The wealthiest 10% of the population has seen home values rise at more than three times the rate for the poorest 10%; the impact will continue for future generations as vastly differing levels of wealth are inherited by the next generation.
The report also shows that children born to parents who have no or little housing wealth will not benefit from "life start-up" advantages and stand to inherit nothing.
Evidence from studies contained in the report emphasise the important role that parents play in supporting their offspring into home ownership.
This financial assistance may result in the housing market becoming more polarised, with the children of homeowners representing a greater proportion of all new purchasers.
In addition to the widening wealth gap, the study also highlights that:
* High prices have by-products of overcrowding and poor physical and mental health for people priced out of the market or those who risk repossession;
* The housing market’s twin characteristics of high prices and long-term undersupply encourage cycles of boom and bust, which contribute to volatile consumer spending patterns and therefore impact on the wider economy;
* High house prices lead to increased labour costs and problems in recruiting and retaining staff, thereby affecting both the efficiency of the private sector and the delivery of public services;
* Potential first-time buyers either do not purchase – perpetuating inequality and disadvantage – or stretch themselves, buy and risk repossession.

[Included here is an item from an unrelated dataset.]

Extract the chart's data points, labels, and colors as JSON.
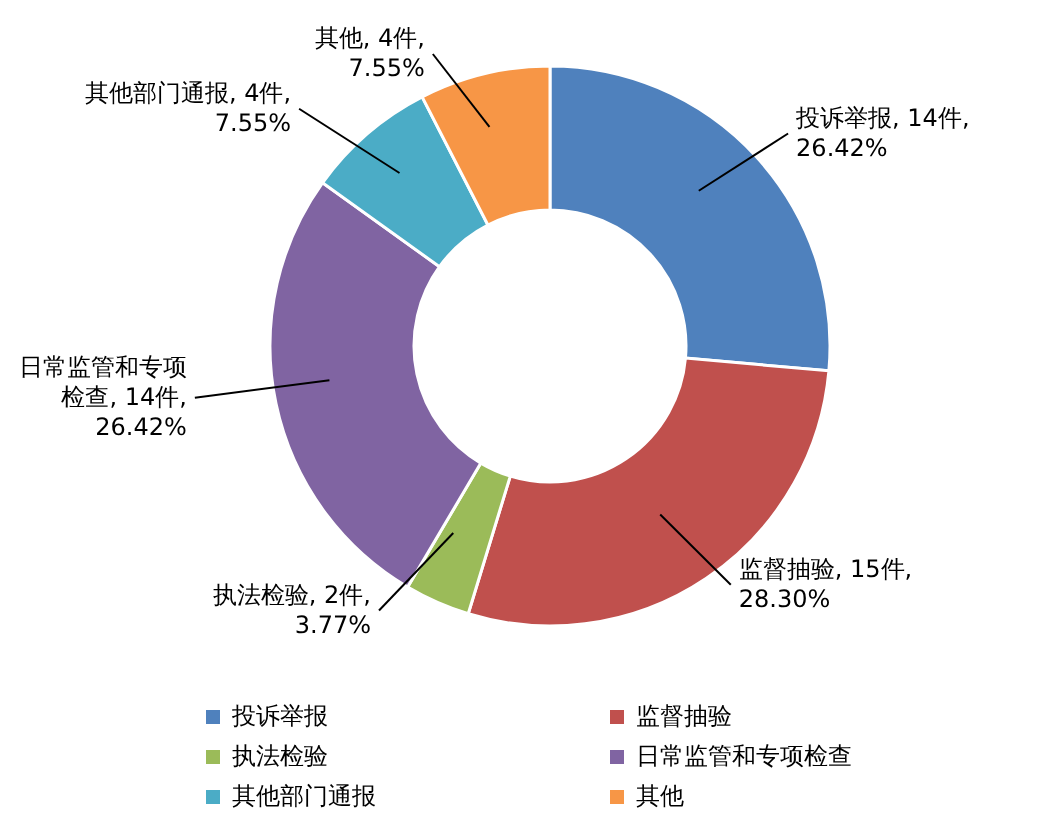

"We are in danger of creating a more polarised society," said Neil McDonald, Chief Executive, NHPAU, "if we fail to tackle our country’s housing affordability problem.
"We commissioned this study because, as a Unit, we were keen to understand how a lack of affordability affects people’s lives beyond the financial.
"We must not be fooled into thinking that the current fall in house prices means the problem is solved. Mortgage rationing means that housing is not more affordable in any real sense. And, in the medium to long term, an undersupply of housing means that affordability will simply worsen once the economy starts to revive."